The community shows cautious optimism around adding strength training to OMAD after long plateaus at 250-270lbs. Many in the 45-55 age group report the scale barely budging for 8-12 weeks while measurements and strength numbers improve noticeably, validating body recomposition for those with joint issues or diabetes. A common debate centers on whether to tweak OMAD to 16:8 on lifting days for better recovery versus staying strict. Beginners frequently share relief at focusing on tape measures, progress photos, and workout logs instead of daily weigh-ins that previously caused frustration. Some mention modest waist reductions of 1-2 inches in the first two months paired with easier blood sugar control, though a vocal minority warns about overtraining with limited recovery time. Overall, lived experiences highlight that consistent tracking of multiple metrics builds trust after years of failed diets, even without insurance-covered programs.
Clark, R. (2026).
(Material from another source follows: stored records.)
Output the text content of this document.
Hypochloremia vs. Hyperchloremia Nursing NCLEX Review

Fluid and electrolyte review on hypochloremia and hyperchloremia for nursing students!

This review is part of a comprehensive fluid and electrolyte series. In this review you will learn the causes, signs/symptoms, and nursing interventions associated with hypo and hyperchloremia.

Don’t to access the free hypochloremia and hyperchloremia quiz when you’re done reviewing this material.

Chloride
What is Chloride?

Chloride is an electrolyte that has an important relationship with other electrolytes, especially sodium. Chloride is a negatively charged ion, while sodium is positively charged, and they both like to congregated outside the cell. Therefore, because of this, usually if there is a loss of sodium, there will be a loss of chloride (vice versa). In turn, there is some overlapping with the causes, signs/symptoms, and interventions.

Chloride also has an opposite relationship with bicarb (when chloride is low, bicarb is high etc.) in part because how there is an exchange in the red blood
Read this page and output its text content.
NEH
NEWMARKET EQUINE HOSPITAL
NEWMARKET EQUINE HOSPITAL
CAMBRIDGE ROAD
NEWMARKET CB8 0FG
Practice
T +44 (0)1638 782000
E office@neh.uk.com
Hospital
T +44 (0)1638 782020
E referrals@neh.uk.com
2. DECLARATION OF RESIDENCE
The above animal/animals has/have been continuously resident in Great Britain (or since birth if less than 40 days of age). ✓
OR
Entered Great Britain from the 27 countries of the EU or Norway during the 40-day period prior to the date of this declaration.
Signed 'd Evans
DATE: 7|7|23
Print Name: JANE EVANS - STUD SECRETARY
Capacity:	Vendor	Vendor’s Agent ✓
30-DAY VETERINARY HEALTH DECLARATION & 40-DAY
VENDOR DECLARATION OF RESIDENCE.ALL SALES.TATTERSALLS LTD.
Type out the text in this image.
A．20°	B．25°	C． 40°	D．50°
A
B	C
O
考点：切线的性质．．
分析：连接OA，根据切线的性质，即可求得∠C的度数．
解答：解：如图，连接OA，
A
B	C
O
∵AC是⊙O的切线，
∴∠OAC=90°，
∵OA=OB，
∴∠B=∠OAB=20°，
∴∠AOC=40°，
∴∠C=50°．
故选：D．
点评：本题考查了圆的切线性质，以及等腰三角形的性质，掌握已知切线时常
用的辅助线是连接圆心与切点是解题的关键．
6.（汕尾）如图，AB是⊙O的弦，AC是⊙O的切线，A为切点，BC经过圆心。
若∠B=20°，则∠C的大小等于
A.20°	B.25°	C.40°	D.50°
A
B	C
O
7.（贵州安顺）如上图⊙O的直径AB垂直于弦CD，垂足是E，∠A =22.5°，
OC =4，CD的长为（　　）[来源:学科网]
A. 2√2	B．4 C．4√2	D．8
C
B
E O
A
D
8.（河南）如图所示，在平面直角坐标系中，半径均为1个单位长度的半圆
Been hard stuck around 260lbs since August despite doing OMAD so I decided to st. *CFP Weight Loss*. https://blog.cfpweightloss.com/ask/been-hard-stuck-around-260lbs-since-august-despite-doing-omad-so-i-decided-to-start-strength-training-4-days-a-week-beginning-in-october-to-body-recomp-what-to-track-and-how-to-measure-progress
Russell Clark, FNP-C, APRN
About the Author

Russell Clark, FNP-C, APRN, is the founder of CFP Weight Loss in Nashville and CFP Fit Now telehealth. Over 35 years in healthcare — Army Nurse Reserves, Level 1 trauma ER, hospitalist — he developed a 30-week protocol integrating real foods, detox, and low-dose tirzepatide cycling that has helped hundreds of patients lose 30–90 pounds. He and his wife Anne-Marie lost a combined 275 pounds using the same protocol.